Por que você se sente sozinho? A neurociência está a começar a encontrar respostas.

A caça à solidão de um neurocientista pode nos ajudar a entender melhor os custos do isolamento social.

Muito antes de o mundo ter ouvido falar de covid-19, Kay Tye começou a responder a uma pergunta que ganhou nova ressonância na era do distanciamento social: quando as pessoas se sentem solitárias, elas anseiam por interações sociais da mesma forma que uma pessoa com fome anseia por comida? E ela e os seus colegas poderiam detectar e medir esta “fome” nos circuitos neurais do cérebro?

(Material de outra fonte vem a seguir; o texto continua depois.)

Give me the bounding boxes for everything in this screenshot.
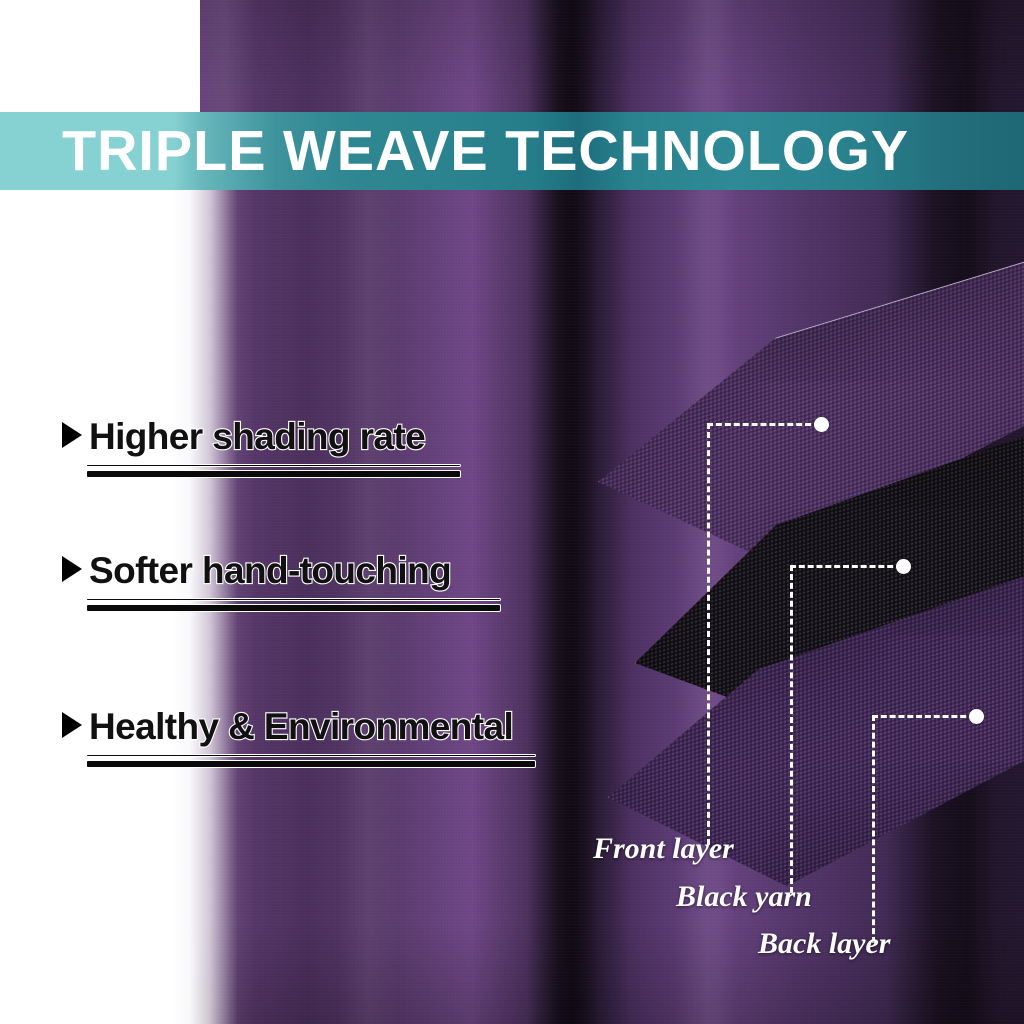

“A solidão é uma coisa universal. Se eu perguntasse às pessoas na rua: ‘Você sabe o que significa estar sozinho?’ provavelmente 99 ou 100% das pessoas diriam que sim ”, explica Tye, neurocientista do Salk Institute of Biological Sciences. “Parece razoável argumentar que deveria ser um conceito em neurociência. Acontece que ninguém jamais encontrou uma maneira de testá-lo e localizá-lo em células específicas. É isso que estamos a tentar fazer ”.

Nos últimos anos, surgiu uma vasta literatura científica ligando a solidão à depressão, ansiedade, alcoolismo e abuso de drogas. Há até um crescente número de trabalhos epidemiológicos mostrando que a solidão aumenta a probabilidade de adoecer: ela parece estimular a libertação crónica de hormonas que suprimem a função imunológica saudável. As mudanças bioquímicas da solidão podem acelerar a disseminação do cancro, acelerar doenças cardíacas e o mal de Alzheimer ou simplesmente drenar o que há de mais vital entre nós da vontade de continuar. A capacidade de medir e detectar pode ajudar a identificar os que estão em risco e abrir caminho para novos tipos de intervenções. 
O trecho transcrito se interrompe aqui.